Drunk driving arrests and accidents often involve unlikely defendants. In a 2011 case, a former Mount Vernon police officer was involved in a fatal drunk-driving accident. He was arrested for another DUI in June and could be headed to prison. Many repeat drunk drivers also have addiction and substance abuse problems. For those suffering from alcoholism, treatment options could reduce a criminal sentence and prevent future accidents. In this case, an Alabama police officer is now facing additional criminal penalties and may face prison time for violating probation and his second DUI.
Repeat DUI offenders will likely face additional and harsher penalties, especially if they were on probation or driving on a suspended license. Our Birmingham DUI defense attorneys are dedicated to providing comprehensive and strategic advocacy to protect the rights of our clients. We will take the time to review the evidence in your case and explore all available defenses. For repeat offenders or individuals who have an alcohol or substance abuse problem, it is possible to seek alternative sentencing options or to reduce penalties for those who seek treatment.

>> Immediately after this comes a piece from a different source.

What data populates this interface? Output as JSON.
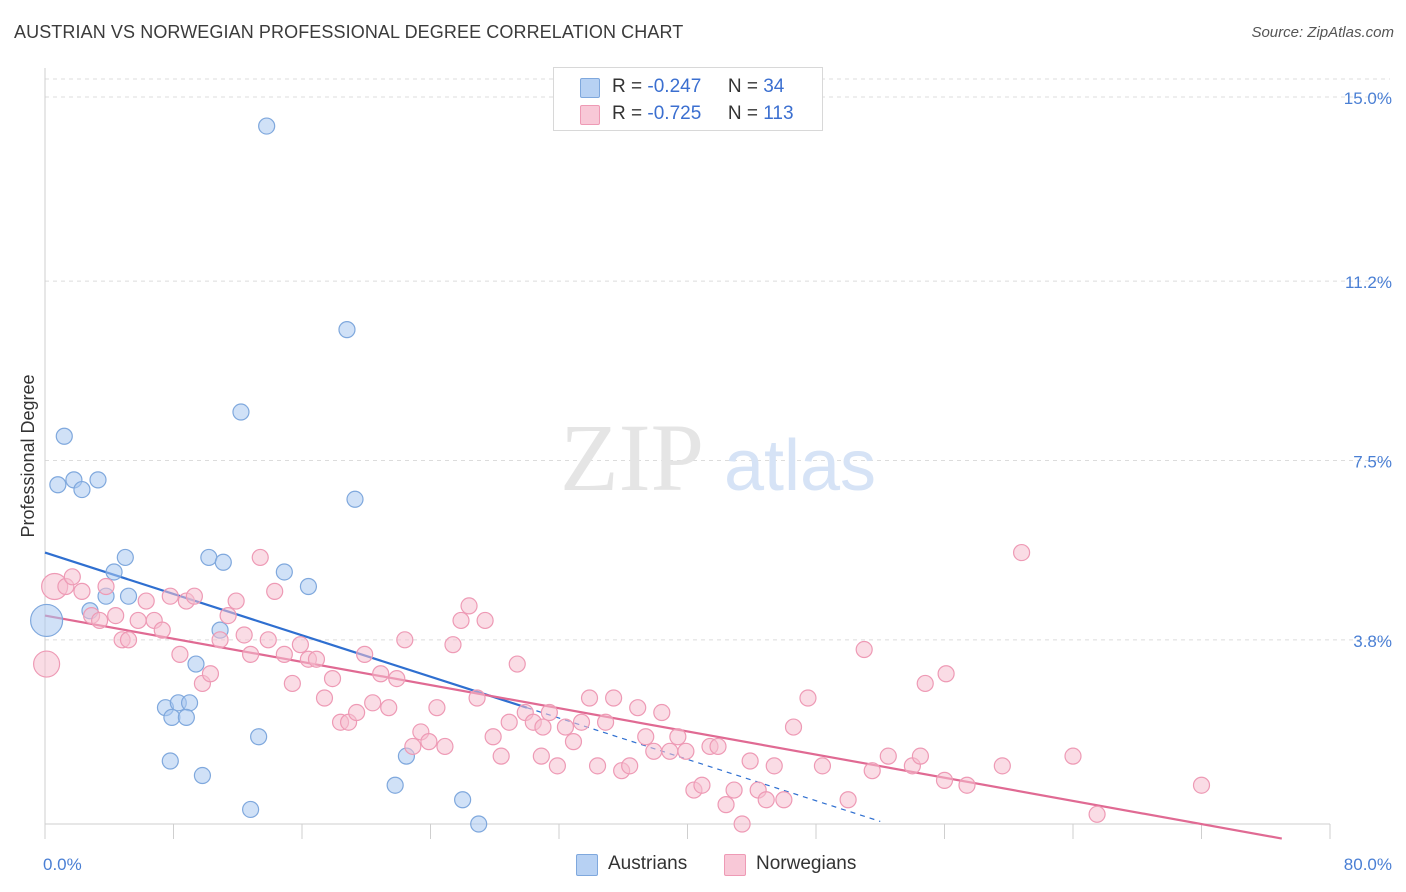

According to local reports, the officer was arrested in June with a beer hidden in his armrest. Though the officer said he hadn’t had anything to drink, police claimed a breath test indicated that the former officer was twice the legal limit. Immediately after the defendant was pulled over, police performed a series of field-sobriety tests. Law enforcement officers then searched his Ford truck and found several unopened beer cans in the passenger seat. Officers allege that there was an open can hidden behind the armrest.
One of the primary issues for the former officer is that the arrest took place while he was on parole following a manslaughter conviction for a 2011 fatal DUI accident. The former officer was convicted after he was involved in an accident that killed a 76-year-old woman. A Circuit Court judge sentenced the former office to 15 years in prison; however, he suspended all but one year, on the condition of a three-year probation period through 2015. It is up to the judge to determine whether the officer violated the conditions of his parole. If the court finds that the officer was in violation, he could be forced to serve the remainder of his sentence (14 years) behind bars.

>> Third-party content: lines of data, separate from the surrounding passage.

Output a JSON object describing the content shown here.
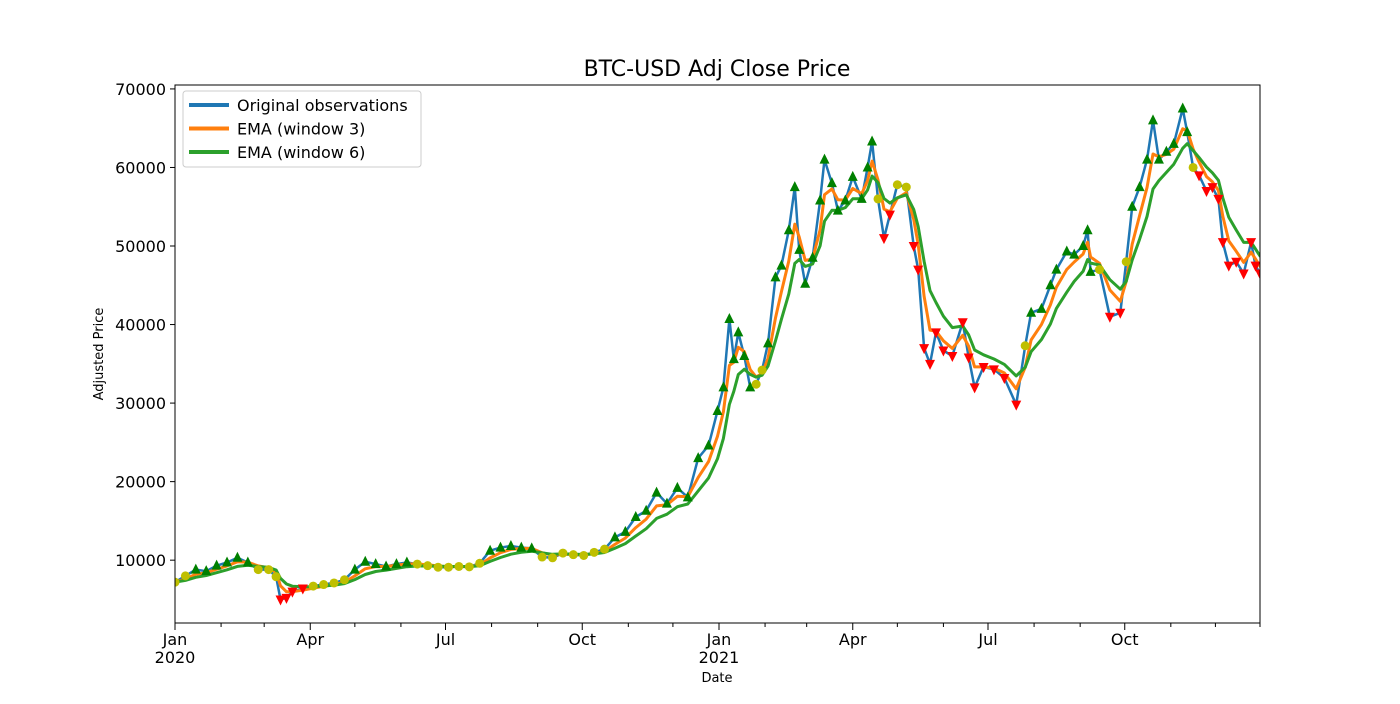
{
  "chart_data": {
    "type": "line",
    "title": "BTC-USD Adj Close Price",
    "xlabel": "Date",
    "ylabel": "Adjusted Price",
    "xlim": [
      "2020-01-01",
      "2021-12-31"
    ],
    "ylim": [
      2000,
      70500
    ],
    "y_ticks": [
      10000,
      20000,
      30000,
      40000,
      50000,
      60000,
      70000
    ],
    "x_ticks": [
      {
        "date": "2020-01-01",
        "label": "Jan",
        "year": "2020"
      },
      {
        "date": "2020-04-01",
        "label": "Apr",
        "year": ""
      },
      {
        "date": "2020-07-01",
        "label": "Jul",
        "year": ""
      },
      {
        "date": "2020-10-01",
        "label": "Oct",
        "year": ""
      },
      {
        "date": "2021-01-01",
        "label": "Jan",
        "year": "2021"
      },
      {
        "date": "2021-04-01",
        "label": "Apr",
        "year": ""
      },
      {
        "date": "2021-07-01",
        "label": "Jul",
        "year": ""
      },
      {
        "date": "2021-10-01",
        "label": "Oct",
        "year": ""
      }
    ],
    "legend_position": "top-left",
    "grid": false,
    "series": [
      {
        "name": "Original observations",
        "color": "#1f77b4"
      },
      {
        "name": "EMA (window 3)",
        "color": "#ff7f0e"
      },
      {
        "name": "EMA (window 6)",
        "color": "#2ca02c"
      }
    ],
    "marker_colors": {
      "up": "#008000",
      "down": "#ff0000",
      "neutral": "#bfbf00"
    },
    "observations": [
      [
        "2020-01-01",
        7200
      ],
      [
        "2020-01-08",
        8000
      ],
      [
        "2020-01-15",
        8800
      ],
      [
        "2020-01-22",
        8600
      ],
      [
        "2020-01-29",
        9300
      ],
      [
        "2020-02-05",
        9700
      ],
      [
        "2020-02-12",
        10300
      ],
      [
        "2020-02-19",
        9700
      ],
      [
        "2020-02-26",
        8800
      ],
      [
        "2020-03-04",
        8800
      ],
      [
        "2020-03-09",
        7900
      ],
      [
        "2020-03-12",
        5000
      ],
      [
        "2020-03-16",
        5200
      ],
      [
        "2020-03-20",
        6000
      ],
      [
        "2020-03-27",
        6400
      ],
      [
        "2020-04-03",
        6700
      ],
      [
        "2020-04-10",
        6900
      ],
      [
        "2020-04-17",
        7100
      ],
      [
        "2020-04-24",
        7500
      ],
      [
        "2020-05-01",
        8800
      ],
      [
        "2020-05-08",
        9800
      ],
      [
        "2020-05-15",
        9500
      ],
      [
        "2020-05-22",
        9200
      ],
      [
        "2020-05-29",
        9500
      ],
      [
        "2020-06-05",
        9700
      ],
      [
        "2020-06-12",
        9500
      ],
      [
        "2020-06-19",
        9300
      ],
      [
        "2020-06-26",
        9100
      ],
      [
        "2020-07-03",
        9100
      ],
      [
        "2020-07-10",
        9200
      ],
      [
        "2020-07-17",
        9150
      ],
      [
        "2020-07-24",
        9600
      ],
      [
        "2020-07-31",
        11200
      ],
      [
        "2020-08-07",
        11600
      ],
      [
        "2020-08-14",
        11800
      ],
      [
        "2020-08-21",
        11600
      ],
      [
        "2020-08-28",
        11500
      ],
      [
        "2020-09-04",
        10400
      ],
      [
        "2020-09-11",
        10300
      ],
      [
        "2020-09-18",
        10900
      ],
      [
        "2020-09-25",
        10700
      ],
      [
        "2020-10-02",
        10600
      ],
      [
        "2020-10-09",
        11000
      ],
      [
        "2020-10-16",
        11400
      ],
      [
        "2020-10-23",
        12900
      ],
      [
        "2020-10-30",
        13600
      ],
      [
        "2020-11-06",
        15500
      ],
      [
        "2020-11-13",
        16300
      ],
      [
        "2020-11-20",
        18600
      ],
      [
        "2020-11-27",
        17200
      ],
      [
        "2020-12-04",
        19200
      ],
      [
        "2020-12-11",
        18000
      ],
      [
        "2020-12-18",
        23000
      ],
      [
        "2020-12-25",
        24600
      ],
      [
        "2020-12-31",
        29000
      ],
      [
        "2021-01-04",
        32000
      ],
      [
        "2021-01-08",
        40700
      ],
      [
        "2021-01-11",
        35600
      ],
      [
        "2021-01-14",
        39000
      ],
      [
        "2021-01-18",
        36000
      ],
      [
        "2021-01-22",
        32000
      ],
      [
        "2021-01-26",
        32400
      ],
      [
        "2021-01-30",
        34200
      ],
      [
        "2021-02-03",
        37600
      ],
      [
        "2021-02-08",
        46000
      ],
      [
        "2021-02-12",
        47500
      ],
      [
        "2021-02-17",
        52000
      ],
      [
        "2021-02-21",
        57500
      ],
      [
        "2021-02-24",
        49500
      ],
      [
        "2021-02-28",
        45200
      ],
      [
        "2021-03-05",
        48500
      ],
      [
        "2021-03-10",
        55800
      ],
      [
        "2021-03-13",
        61000
      ],
      [
        "2021-03-18",
        58000
      ],
      [
        "2021-03-22",
        54500
      ],
      [
        "2021-03-27",
        55800
      ],
      [
        "2021-04-01",
        58800
      ],
      [
        "2021-04-07",
        56000
      ],
      [
        "2021-04-11",
        60000
      ],
      [
        "2021-04-14",
        63300
      ],
      [
        "2021-04-18",
        56000
      ],
      [
        "2021-04-22",
        51000
      ],
      [
        "2021-04-26",
        54000
      ],
      [
        "2021-05-01",
        57800
      ],
      [
        "2021-05-07",
        57500
      ],
      [
        "2021-05-12",
        50000
      ],
      [
        "2021-05-15",
        47000
      ],
      [
        "2021-05-19",
        37000
      ],
      [
        "2021-05-23",
        35000
      ],
      [
        "2021-05-27",
        39000
      ],
      [
        "2021-06-01",
        36700
      ],
      [
        "2021-06-07",
        36000
      ],
      [
        "2021-06-14",
        40300
      ],
      [
        "2021-06-18",
        35800
      ],
      [
        "2021-06-22",
        32000
      ],
      [
        "2021-06-28",
        34600
      ],
      [
        "2021-07-05",
        34300
      ],
      [
        "2021-07-12",
        33200
      ],
      [
        "2021-07-20",
        29800
      ],
      [
        "2021-07-26",
        37300
      ],
      [
        "2021-07-30",
        41500
      ],
      [
        "2021-08-06",
        42000
      ],
      [
        "2021-08-12",
        45000
      ],
      [
        "2021-08-16",
        47000
      ],
      [
        "2021-08-23",
        49300
      ],
      [
        "2021-08-28",
        48900
      ],
      [
        "2021-09-03",
        50000
      ],
      [
        "2021-09-06",
        52000
      ],
      [
        "2021-09-08",
        46700
      ],
      [
        "2021-09-14",
        47000
      ],
      [
        "2021-09-21",
        41000
      ],
      [
        "2021-09-28",
        41500
      ],
      [
        "2021-10-02",
        48000
      ],
      [
        "2021-10-06",
        55000
      ],
      [
        "2021-10-11",
        57500
      ],
      [
        "2021-10-16",
        61000
      ],
      [
        "2021-10-20",
        66000
      ],
      [
        "2021-10-24",
        61000
      ],
      [
        "2021-10-29",
        62000
      ],
      [
        "2021-11-03",
        63000
      ],
      [
        "2021-11-09",
        67500
      ],
      [
        "2021-11-12",
        64500
      ],
      [
        "2021-11-16",
        60000
      ],
      [
        "2021-11-20",
        59000
      ],
      [
        "2021-11-25",
        57000
      ],
      [
        "2021-11-29",
        57500
      ],
      [
        "2021-12-03",
        56000
      ],
      [
        "2021-12-06",
        50500
      ],
      [
        "2021-12-10",
        47500
      ],
      [
        "2021-12-15",
        48000
      ],
      [
        "2021-12-20",
        46500
      ],
      [
        "2021-12-25",
        50500
      ],
      [
        "2021-12-28",
        47500
      ],
      [
        "2021-12-31",
        46500
      ]
    ]
  }
}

Despite parole officer reports that the defendant had diligently followed regulations and court documents that state the officer was “nothing but respectful,” the DUI arrest could put him under scrutiny as he is facing very serious second-offense charges and penalties. A parole officer also agreed that the defendant never received proper counseling after the accident. It is unknown whether the officer was referring to grief counseling or alcohol treatment, but the lack of psychological treatment for the officer could have contributed to an alcohol abuse problem.
The former officer and defendant had been employed by the Mount Vernon Police Department prior to the 2011 accident. According to accident reports, he had left his second shift at a steel mill and went drinking with friends. He was on his way home when he crossed the center line on Interstate 45, striking an oncoming vehicle and killing the 76-year-old woman.